Furthermore, in addition to the display program as in the ninth aspect, the recording medium according to the tenth aspect further includes a parallel display program for displaying in a parallel manner and on the same screen at least two sets of the two types of information inputted independently from at least two of the testers, is also recorded on the recording medium. The apparatus for displaying test results as in sixth aspect carries out processing on the basis of this parallel display program.
This parallel display program can be applied such that after the display program is installed from the recording medium onto a predetermined region of the apparatus for displaying test results, the apparatus for displaying test results is controlled, or such that the display program is directly read from the recording medium and the apparatus for displaying test results is controlled.
Furthermore, in addition to the display program as in the ninth or tenth aspect, the recording medium in eleventh aspect further includes a display switching program for switching the display mode of the displaying means between at least three display modes which are a first display mode for displaying only the first information, a second display mode for displaying only the second information, and a third display mode for displaying the first information and the second information. The apparatus for displaying test results of as in seventh aspect carries out processing on the basis of the display switching program.
The display switching program can be applied such that after the display program is installed from the recording medium onto a predetermined region of the apparatus for displaying test results, the apparatus for displaying test results is controlled, or such that the display program is directly read from the recording medium and the apparatus for displaying test results is controlled.
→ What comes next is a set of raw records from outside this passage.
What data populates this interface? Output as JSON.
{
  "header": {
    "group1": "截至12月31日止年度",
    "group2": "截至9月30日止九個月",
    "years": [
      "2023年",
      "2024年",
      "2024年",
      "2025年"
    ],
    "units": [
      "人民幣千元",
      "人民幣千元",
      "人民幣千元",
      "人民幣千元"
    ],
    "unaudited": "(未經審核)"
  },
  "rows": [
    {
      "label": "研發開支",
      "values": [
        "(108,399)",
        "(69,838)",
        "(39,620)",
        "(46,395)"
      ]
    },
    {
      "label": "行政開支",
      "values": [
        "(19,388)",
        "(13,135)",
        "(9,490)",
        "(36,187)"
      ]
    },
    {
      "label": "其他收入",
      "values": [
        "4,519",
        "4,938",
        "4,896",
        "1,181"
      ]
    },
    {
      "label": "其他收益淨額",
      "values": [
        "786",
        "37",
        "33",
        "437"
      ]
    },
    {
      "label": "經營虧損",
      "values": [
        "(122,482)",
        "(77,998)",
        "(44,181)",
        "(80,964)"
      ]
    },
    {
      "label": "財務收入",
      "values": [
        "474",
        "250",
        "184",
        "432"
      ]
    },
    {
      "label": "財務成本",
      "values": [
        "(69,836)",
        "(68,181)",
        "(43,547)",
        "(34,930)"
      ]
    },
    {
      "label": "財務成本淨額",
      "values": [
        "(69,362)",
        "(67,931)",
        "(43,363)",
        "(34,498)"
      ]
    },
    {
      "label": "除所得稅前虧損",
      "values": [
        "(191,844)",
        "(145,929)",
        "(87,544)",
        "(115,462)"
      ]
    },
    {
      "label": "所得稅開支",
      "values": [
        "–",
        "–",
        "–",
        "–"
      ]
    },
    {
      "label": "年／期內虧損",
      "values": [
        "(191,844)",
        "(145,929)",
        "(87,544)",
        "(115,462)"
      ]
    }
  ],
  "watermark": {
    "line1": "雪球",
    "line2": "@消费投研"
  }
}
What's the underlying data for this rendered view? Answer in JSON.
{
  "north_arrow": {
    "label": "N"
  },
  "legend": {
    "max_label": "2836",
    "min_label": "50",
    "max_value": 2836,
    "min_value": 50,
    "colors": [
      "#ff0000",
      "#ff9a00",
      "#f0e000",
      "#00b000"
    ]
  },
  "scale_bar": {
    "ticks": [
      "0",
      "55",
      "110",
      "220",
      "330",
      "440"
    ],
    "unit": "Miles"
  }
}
The test results of the first information may be a quality level of the semiconductor chip that is determined each time in accordance with the test contents and the required test results. Furthermore, the test results of the second information may be actual test results such as the quality level of the semiconductor chips, in the same manner as the first information. However, the second information may be at least one of a detection rate of poor products (defective semiconductor chips) or a value reflecting a detection rate as can be seen in the forth, eighth and twelfth aspects. The setting of the second information in this manner is preferable because abnormalities in the test results of the test portions can be clearly displayed.